Ich denke dass die Themen des Buches für mich nicht die Tropes sind, die ich am liebsten lese, aber dafür hat mir das Buch trotzdem total gut gefallen. Umso gespannter bin ich auf die beiden anderen Bände der Reihe, die mich sehr interessieren, da sowohl Eleanore als auch Olive auf jeweils ihre Art sehr besonders sind.





Organisch
von Enders Giulia; Enders Jill
Das Bestseller-Buch von Giulia Enders, Darm mit Charme, habe ich zwar schon lange auf meiner Liste, habe es bisher aber immer noch nicht geschafft es zu lesen.
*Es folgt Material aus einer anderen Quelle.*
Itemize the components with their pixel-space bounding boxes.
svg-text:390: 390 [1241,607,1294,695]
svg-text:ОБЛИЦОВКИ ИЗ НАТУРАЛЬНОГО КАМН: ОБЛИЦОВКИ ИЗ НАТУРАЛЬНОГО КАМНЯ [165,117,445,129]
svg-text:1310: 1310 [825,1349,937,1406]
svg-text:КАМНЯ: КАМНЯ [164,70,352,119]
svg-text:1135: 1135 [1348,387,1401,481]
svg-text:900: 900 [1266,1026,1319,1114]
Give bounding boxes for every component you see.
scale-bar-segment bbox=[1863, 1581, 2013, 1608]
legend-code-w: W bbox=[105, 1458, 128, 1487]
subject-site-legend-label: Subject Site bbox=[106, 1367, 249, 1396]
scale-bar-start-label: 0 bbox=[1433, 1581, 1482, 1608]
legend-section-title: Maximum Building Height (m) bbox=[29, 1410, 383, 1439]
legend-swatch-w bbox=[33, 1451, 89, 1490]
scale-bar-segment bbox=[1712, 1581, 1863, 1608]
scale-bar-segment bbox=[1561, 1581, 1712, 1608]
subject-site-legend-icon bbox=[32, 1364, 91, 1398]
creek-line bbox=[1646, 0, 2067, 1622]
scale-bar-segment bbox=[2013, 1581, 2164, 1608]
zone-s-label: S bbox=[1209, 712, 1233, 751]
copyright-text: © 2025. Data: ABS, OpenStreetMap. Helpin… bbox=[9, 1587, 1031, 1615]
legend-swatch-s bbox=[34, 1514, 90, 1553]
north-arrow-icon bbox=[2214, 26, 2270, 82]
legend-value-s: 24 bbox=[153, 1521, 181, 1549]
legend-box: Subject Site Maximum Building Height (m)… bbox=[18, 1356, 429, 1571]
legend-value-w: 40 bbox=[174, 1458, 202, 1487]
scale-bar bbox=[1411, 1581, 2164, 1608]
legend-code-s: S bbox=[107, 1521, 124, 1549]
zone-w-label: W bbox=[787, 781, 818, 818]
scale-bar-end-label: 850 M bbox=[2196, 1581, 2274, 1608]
Bei ihrem zweiten Buch Organisch war ich ebenso neugierig und habe die Gelegenheit direkt genutzt. Da ich eine chronische Darmerkrankung habe und mein Körper sich bei Anzeichen von Stress schnell bemerkbar macht, finde ich es spannend und wichtig, sich mit den Zusammenhängen im menschlichen Körper zu beschäftigen. In der Schulmedizin kommt das meiner Meinung nach viel zu kurz, da sich jeder Arzt nur mit seinem Fachgebiet auseinandersetzt und nur selten der ganze Mensch betrachtet wird. Guilia Enders zeigt anhand verschiedener Organe im menschlichen Körper anschaulich, wie diese miteinander interagieren und in Wechselwirkung stehen und macht klar, das alles miteinander in Verbindung steht. Dabei schafft sie es, auch komplexe Zusammenhänge mit einfachen Worten und Sinnbildern verständlich zu erklären und macht auch ein Sachbuch leicht zu lesen und spannend. Mir haben auch die persönlichen Noten gut gefallen, die immer wieder mit der Reise durch den menschlichen Körper verbunden wurden. Ich habe durch das Buch vieles gelernt und konnte einige Impulse für mich mitnehmen. Es war toll, wie man während des Lesens immer wieder innehalten und das Gelesene am eigenen Körper beobachten konnte, z.B. als es um verschiedene Atemtechniken und deren Wirkungen ging. Gleichzeitig fand ich aber auch die Gesellschaftskritik die an vielen Stellen mitschwang wichtig und auf den Punkt gebracht. Die Wechselwirkungen von Umweltverschmutzungen und den Auswirkungen auf den Körper waren anschaulich beschrieben und machen stellenweise sehr nachdenklich und auch mal wütend. Ich kann das Buch nur empfehlen und muss wohl dringend "Darm mit Charme" nachholen, denn jetzt bin ich sicher, dass auch dieses Buch viel wertvolles für mich zu bieten haben wird.